Scarily, it is just the people that do believe in God that commit the even worse crime of placing humans not just above nature but also above God. The (granted very tricky) case of the Siamese twins filling the news in Autumn 2000 are a good example. Doctors want to separate these twins - an operation that will give the more complete twin a good chance of living a relatively long and normal life, but that will kill the other twin, rather than leaving them both to die fairly soon. The parents, however, do not want the babies to be separated, saying that it would be unnatural, and that they'd prefer God to perform his will.
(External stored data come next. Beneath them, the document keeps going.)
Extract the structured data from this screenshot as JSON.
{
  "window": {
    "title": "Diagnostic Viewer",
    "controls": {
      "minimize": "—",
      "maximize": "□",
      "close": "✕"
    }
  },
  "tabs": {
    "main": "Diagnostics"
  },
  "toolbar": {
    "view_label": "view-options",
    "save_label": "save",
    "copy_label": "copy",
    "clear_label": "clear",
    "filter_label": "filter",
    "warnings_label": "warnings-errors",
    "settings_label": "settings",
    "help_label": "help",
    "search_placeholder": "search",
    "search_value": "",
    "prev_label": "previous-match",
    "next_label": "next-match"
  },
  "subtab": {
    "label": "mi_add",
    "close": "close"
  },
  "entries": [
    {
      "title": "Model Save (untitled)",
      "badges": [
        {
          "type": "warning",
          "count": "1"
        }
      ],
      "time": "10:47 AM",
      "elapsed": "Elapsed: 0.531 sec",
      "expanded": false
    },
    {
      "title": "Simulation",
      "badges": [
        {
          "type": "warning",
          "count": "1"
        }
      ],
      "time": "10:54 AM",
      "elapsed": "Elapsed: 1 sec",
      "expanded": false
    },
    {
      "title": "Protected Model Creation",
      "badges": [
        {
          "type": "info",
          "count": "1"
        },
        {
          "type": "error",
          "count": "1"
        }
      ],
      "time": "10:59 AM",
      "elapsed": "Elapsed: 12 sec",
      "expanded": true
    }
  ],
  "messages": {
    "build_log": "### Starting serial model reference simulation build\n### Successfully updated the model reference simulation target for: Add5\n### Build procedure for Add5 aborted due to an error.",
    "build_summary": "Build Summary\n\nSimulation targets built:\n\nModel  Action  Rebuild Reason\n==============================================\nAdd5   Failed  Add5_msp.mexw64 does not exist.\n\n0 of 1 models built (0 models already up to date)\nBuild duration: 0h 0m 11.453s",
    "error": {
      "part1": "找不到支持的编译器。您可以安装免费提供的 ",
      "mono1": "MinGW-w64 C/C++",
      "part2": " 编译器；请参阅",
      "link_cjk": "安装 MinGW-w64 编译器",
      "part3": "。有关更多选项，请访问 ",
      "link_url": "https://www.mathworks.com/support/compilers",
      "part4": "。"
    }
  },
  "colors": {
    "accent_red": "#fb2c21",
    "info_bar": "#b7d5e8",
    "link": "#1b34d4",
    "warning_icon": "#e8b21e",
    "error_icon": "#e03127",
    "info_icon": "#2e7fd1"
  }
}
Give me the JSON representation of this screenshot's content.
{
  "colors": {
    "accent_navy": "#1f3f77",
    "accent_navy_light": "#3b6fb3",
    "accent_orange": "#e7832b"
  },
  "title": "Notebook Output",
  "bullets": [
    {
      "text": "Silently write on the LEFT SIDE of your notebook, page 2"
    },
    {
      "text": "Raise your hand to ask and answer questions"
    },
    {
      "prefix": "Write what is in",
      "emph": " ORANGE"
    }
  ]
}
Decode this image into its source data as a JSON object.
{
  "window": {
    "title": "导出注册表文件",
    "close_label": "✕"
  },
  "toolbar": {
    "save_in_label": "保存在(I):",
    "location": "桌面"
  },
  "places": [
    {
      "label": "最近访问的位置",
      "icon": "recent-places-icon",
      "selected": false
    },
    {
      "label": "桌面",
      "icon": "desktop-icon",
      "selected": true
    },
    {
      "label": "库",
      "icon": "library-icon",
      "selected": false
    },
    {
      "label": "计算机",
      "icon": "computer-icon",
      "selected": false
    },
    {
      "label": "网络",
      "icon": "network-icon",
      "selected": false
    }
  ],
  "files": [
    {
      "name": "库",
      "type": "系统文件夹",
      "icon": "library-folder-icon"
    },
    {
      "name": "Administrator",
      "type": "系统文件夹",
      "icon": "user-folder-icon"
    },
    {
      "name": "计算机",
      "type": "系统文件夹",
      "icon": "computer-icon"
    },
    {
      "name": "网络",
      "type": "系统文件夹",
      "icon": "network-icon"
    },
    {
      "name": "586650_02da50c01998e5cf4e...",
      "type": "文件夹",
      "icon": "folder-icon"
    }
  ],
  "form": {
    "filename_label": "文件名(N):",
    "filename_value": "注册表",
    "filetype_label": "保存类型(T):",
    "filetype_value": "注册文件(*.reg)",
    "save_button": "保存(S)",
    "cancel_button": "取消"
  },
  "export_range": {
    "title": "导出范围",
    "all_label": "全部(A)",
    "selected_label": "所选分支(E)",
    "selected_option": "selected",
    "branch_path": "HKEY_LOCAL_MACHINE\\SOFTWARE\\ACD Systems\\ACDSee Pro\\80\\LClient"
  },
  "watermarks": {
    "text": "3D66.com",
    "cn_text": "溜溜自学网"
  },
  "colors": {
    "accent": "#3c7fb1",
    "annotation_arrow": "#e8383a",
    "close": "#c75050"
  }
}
Whilst the issues involved are very complex and emotive, I cannot see where nature or God come into this. This operation is just another step along the path that we have been treading for as long as we have been evolving - of learning better and better ways of keeping people alive and surviving problems - to claim otherwise is to blindly worship 'The miracle of science', and be in awe of it in a way we should not. Whilst the instruments may look somewhat different from a splint made from a branch and rope made from vines, they are effectively serving just the same purpose. Even worse, to say that it is God's will that these twins should die seems to undermine the very essence of what God is. I always thought that he was supposed to be omnipotent, and that if he didn't want people separating twins he didn't have to cross his fingers and hope that the doctors didn't do it; I always thought if he didn't want people to do something they simply couldn't - and isn't he supposed to be benevolent anyway?
So, overall, I don't like people justifying things through the use of the word 'Nature' - it really scares me. Such a justification reeks of the sort of reminiscence about the 'good old days' where 'traditional values' were in force, and such an allusion to an invented ideal, as a way to control other people, seems very disturbing to me.